Another thing to make you feel better about death is this: You’ve already died.
A lot.
I mean… kind of. If death is ceasing to exist anymore, then the infant version of yourself is… I’m sorry if this is the first time you’ve heard the news… dead. You are not that baby anymore. You have nothing in common with that baby. You have none of the physical cells of that baby. The only thing you have left of that baby is pictures, because most people have no memory of being an infant.
Same to your toddler self, your elementary school self, your middle school self… I could keep going but you’re clever. You get the pattern. The cells of the body you had 10 years ago are all gone; you are a completely new Ship of Theseus from who you were just a decade ago, so in a way, you are less than 10 years old.
Told you I’d made you feel better.
And yes, these are gentle deaths, invisible deaths, but deaths just the same. Our consciousness was passed through multiple transitions into entirely new physical bodies; why is it so unthinkable to imagine that it exists beyond the physical? Why is it so unimaginable to us that once this group of cells stops doing its job of keeping us alive, we just move on to the next group of cells, the way we would get a new car that dies on the side of the road?
Being unable to remember previous existences, or cars for the sake of extending a mundane metaphor, does seem like a bit of a pickle, but would you want to remember everything? Seems to me this is a feature, not a bug. Starting fresh allows us to release old baggage and have a new, temporary but meaningful experience.

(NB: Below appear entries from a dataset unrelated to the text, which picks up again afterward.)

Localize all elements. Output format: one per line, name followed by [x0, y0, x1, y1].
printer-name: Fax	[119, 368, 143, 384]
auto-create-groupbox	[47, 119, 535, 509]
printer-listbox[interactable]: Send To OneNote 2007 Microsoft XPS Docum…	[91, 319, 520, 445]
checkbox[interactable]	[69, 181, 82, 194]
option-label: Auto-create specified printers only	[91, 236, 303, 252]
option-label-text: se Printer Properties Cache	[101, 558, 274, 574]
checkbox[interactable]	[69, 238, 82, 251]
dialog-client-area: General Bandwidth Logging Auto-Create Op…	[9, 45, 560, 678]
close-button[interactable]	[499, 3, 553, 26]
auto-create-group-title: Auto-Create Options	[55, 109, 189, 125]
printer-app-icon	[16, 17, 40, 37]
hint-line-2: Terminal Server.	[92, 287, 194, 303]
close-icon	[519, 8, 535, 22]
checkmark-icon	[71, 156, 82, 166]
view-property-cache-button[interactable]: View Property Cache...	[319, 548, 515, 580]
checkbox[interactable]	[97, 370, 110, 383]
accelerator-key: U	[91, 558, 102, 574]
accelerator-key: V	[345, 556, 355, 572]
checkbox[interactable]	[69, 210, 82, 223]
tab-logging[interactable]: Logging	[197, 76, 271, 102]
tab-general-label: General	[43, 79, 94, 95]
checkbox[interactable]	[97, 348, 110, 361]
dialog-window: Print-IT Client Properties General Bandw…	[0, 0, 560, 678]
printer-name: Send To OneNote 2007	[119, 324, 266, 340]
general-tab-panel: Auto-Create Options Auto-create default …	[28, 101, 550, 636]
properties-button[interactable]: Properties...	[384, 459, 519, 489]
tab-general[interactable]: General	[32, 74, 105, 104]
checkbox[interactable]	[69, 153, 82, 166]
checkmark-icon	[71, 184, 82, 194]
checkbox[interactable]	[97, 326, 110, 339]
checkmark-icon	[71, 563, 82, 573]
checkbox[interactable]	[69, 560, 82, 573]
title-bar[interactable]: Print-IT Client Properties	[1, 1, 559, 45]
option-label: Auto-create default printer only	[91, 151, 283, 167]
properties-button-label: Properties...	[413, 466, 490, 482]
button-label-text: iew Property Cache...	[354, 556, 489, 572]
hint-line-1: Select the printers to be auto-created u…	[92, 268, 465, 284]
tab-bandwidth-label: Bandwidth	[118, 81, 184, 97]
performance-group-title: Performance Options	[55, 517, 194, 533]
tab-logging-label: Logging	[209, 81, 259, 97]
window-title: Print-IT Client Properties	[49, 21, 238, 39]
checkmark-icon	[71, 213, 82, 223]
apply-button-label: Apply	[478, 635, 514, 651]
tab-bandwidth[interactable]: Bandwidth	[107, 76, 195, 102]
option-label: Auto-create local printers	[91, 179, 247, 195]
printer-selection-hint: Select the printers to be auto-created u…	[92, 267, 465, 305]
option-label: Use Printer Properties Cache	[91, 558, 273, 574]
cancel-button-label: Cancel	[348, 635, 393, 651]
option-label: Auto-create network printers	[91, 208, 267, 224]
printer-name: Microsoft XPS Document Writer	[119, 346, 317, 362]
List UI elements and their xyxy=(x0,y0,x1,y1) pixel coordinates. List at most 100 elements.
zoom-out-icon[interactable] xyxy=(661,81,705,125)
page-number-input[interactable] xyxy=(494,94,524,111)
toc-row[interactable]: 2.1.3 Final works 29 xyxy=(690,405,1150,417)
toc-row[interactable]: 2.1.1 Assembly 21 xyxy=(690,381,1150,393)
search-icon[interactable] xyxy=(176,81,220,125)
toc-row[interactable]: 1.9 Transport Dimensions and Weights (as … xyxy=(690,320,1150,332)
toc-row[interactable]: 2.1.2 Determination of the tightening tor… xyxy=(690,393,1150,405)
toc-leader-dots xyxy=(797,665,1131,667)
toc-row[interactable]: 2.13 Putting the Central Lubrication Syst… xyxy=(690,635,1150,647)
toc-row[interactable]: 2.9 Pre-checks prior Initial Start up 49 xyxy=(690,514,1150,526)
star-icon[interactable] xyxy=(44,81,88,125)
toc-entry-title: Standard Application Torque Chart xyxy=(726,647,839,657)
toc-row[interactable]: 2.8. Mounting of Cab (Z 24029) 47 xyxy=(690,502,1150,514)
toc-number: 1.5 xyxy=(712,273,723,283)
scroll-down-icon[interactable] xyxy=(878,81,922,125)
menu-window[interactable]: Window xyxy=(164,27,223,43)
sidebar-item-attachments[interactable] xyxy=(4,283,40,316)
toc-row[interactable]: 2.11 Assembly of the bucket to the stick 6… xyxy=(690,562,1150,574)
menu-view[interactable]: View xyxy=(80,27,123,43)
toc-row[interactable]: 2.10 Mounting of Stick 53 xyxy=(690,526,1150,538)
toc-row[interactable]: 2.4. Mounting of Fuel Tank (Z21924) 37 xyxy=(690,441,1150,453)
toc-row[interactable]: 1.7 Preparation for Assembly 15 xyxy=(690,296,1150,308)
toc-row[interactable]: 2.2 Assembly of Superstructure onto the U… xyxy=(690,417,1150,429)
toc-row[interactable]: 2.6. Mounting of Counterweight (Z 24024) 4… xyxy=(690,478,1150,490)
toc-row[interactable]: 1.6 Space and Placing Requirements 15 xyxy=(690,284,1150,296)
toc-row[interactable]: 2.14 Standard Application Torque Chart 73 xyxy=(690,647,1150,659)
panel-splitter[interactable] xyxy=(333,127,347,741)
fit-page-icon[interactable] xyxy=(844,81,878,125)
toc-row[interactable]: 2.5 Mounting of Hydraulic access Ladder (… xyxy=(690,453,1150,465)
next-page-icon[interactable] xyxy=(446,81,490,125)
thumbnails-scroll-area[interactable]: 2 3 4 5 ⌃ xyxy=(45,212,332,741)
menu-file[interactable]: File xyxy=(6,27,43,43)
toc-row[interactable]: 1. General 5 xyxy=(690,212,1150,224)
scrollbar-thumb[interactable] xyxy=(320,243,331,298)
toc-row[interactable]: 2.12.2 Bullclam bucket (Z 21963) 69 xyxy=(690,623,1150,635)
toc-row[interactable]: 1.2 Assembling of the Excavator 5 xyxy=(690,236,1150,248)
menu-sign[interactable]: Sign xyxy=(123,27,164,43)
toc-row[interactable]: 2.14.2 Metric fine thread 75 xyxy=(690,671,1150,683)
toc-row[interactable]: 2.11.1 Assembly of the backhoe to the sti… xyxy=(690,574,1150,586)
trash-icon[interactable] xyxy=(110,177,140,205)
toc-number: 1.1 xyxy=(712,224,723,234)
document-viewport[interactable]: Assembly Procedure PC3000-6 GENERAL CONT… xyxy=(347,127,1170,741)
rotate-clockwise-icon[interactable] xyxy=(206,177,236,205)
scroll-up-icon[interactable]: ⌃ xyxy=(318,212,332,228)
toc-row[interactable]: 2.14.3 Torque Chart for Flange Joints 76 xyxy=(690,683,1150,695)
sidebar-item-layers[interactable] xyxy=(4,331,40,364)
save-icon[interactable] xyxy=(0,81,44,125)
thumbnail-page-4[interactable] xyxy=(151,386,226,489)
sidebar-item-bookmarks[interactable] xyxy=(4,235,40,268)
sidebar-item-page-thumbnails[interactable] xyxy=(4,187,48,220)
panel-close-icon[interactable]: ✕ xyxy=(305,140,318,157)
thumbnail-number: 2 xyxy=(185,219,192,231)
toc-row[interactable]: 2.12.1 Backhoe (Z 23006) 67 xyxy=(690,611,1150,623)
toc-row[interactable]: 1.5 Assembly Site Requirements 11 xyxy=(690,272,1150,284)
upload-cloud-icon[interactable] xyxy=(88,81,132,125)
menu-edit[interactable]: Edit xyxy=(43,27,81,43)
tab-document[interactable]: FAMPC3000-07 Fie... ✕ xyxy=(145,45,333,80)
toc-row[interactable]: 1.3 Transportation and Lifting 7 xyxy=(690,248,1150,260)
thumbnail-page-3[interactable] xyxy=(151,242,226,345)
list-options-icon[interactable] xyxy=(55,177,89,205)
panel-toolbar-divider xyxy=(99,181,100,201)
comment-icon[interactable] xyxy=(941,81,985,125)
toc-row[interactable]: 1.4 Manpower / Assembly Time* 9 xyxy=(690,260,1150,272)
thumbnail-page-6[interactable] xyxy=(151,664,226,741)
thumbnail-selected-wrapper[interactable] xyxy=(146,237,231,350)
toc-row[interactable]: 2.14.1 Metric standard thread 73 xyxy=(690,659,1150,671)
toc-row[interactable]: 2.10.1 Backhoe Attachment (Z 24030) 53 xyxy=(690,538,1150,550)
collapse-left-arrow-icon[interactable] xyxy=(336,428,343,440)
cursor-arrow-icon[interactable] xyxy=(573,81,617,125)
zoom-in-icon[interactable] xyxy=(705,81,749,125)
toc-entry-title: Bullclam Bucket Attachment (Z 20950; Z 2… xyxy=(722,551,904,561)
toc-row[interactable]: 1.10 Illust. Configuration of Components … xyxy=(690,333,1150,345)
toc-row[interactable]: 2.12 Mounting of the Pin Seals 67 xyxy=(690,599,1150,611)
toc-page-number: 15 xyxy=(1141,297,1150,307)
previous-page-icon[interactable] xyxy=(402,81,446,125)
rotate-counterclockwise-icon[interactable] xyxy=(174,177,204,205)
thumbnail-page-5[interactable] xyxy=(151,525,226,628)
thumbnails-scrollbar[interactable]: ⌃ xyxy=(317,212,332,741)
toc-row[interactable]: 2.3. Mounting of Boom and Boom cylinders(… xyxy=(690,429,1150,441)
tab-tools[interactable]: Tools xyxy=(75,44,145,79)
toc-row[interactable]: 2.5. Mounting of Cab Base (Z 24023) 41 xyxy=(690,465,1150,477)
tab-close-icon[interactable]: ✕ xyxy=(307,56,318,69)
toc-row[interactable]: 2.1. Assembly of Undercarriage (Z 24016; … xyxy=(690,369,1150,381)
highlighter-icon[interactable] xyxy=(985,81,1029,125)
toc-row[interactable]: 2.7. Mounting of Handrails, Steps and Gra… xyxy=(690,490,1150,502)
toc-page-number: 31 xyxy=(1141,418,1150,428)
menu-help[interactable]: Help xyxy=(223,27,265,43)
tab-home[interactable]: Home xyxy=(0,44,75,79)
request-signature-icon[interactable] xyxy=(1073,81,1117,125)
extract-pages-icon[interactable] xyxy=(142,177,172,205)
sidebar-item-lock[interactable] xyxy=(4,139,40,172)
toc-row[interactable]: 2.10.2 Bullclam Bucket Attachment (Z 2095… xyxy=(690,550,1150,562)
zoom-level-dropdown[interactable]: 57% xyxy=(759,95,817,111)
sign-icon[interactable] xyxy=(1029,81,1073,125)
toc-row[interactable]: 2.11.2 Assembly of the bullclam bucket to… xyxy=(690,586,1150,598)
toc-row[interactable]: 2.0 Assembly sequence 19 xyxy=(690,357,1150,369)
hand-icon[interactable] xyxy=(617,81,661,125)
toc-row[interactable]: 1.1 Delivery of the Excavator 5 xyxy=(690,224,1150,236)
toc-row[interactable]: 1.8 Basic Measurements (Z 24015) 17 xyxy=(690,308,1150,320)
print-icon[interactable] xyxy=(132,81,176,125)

If you were immortal, with all problems solved, and you were able to design how existential experience should work… wouldn’t this be what you would ultimately design? Free will with limited memory, and the ability to make choices for good or evil that will define who we are, for a little while at least?

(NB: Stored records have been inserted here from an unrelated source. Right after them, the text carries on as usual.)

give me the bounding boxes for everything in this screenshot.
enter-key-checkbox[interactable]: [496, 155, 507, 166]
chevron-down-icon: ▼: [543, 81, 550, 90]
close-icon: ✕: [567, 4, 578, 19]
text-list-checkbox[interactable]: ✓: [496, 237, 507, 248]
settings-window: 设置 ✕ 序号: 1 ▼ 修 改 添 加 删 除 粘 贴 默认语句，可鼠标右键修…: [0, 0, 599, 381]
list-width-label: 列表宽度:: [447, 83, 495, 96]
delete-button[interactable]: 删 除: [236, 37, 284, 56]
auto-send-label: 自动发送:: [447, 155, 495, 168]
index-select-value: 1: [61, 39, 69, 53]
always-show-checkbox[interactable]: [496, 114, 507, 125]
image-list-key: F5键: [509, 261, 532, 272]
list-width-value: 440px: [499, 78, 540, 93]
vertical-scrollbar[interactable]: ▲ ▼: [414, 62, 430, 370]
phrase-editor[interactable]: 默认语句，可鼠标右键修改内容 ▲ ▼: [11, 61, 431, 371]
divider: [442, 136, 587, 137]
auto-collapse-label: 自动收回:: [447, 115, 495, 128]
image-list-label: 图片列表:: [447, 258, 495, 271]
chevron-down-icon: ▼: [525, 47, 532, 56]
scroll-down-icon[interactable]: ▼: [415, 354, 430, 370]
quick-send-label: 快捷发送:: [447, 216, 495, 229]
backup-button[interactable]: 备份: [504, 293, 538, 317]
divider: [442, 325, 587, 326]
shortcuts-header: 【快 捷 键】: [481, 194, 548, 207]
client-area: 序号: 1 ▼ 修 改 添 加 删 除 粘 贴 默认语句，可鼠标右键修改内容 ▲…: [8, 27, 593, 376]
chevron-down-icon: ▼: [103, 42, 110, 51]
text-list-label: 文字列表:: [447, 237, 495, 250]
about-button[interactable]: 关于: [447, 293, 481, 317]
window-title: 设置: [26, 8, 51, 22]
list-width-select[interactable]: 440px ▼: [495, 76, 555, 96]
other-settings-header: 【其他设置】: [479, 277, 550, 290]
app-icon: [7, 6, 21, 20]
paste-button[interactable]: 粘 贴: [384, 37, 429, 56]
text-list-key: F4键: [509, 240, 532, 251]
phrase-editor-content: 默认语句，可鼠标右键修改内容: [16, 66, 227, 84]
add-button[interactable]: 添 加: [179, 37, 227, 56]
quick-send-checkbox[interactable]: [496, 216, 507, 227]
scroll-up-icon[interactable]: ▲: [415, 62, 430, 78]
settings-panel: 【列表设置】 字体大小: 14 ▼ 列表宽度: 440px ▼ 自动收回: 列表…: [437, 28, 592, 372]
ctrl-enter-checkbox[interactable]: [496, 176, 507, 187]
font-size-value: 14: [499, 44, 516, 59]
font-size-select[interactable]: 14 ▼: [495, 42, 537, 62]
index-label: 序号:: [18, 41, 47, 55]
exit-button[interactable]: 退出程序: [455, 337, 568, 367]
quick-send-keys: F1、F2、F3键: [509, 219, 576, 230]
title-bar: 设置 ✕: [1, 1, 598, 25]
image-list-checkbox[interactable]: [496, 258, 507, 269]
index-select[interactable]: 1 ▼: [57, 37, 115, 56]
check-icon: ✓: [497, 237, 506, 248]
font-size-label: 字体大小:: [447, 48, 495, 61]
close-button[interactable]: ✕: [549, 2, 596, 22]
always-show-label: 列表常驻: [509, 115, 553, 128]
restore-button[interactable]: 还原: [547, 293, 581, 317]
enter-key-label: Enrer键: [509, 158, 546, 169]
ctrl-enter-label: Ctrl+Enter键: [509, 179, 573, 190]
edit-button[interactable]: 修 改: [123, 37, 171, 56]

Only once I looked at it from the perspective of someone given that choice to live in boring immortality or to design a limited existence that’s more fun, more frightening, and more meaningful… I think I’d choose the later.
And I think I did.
And maybe so did you.
Neat, huh?
Everything,
L
In her defense, two months later all my numbers are exactly where they should be. Listen to your doctor.
I mean, my death is kind of neat to think about. The deaths of others sucks and grief sucks and cancer can go fuck itself sideways and we have to do something about climate change right now because capitalism is killing people with the careless recklessness of a Marvel action scene. All that stuff is real and acknowledged, it’s just not what I’m talking about today.
No judgment. I lean toward atheism myself. Welcome to my dark, meaningless existence! We have cupcakes and we only judge you if you don’t recycle.
The scariest thing about dying for me these days is that having just moved all my crap to a new location upon retiring last month, I am desperate to get rid of half of it before dying so my poor children do not have to deal with it.
I love this post hard. Death is one of my fave things to talk about (death and sex and Harry Styles). I think about all the previous, gone, never coming back stages of my kids all the time but I hadn’t really thought about that in relation to myself. Interesting.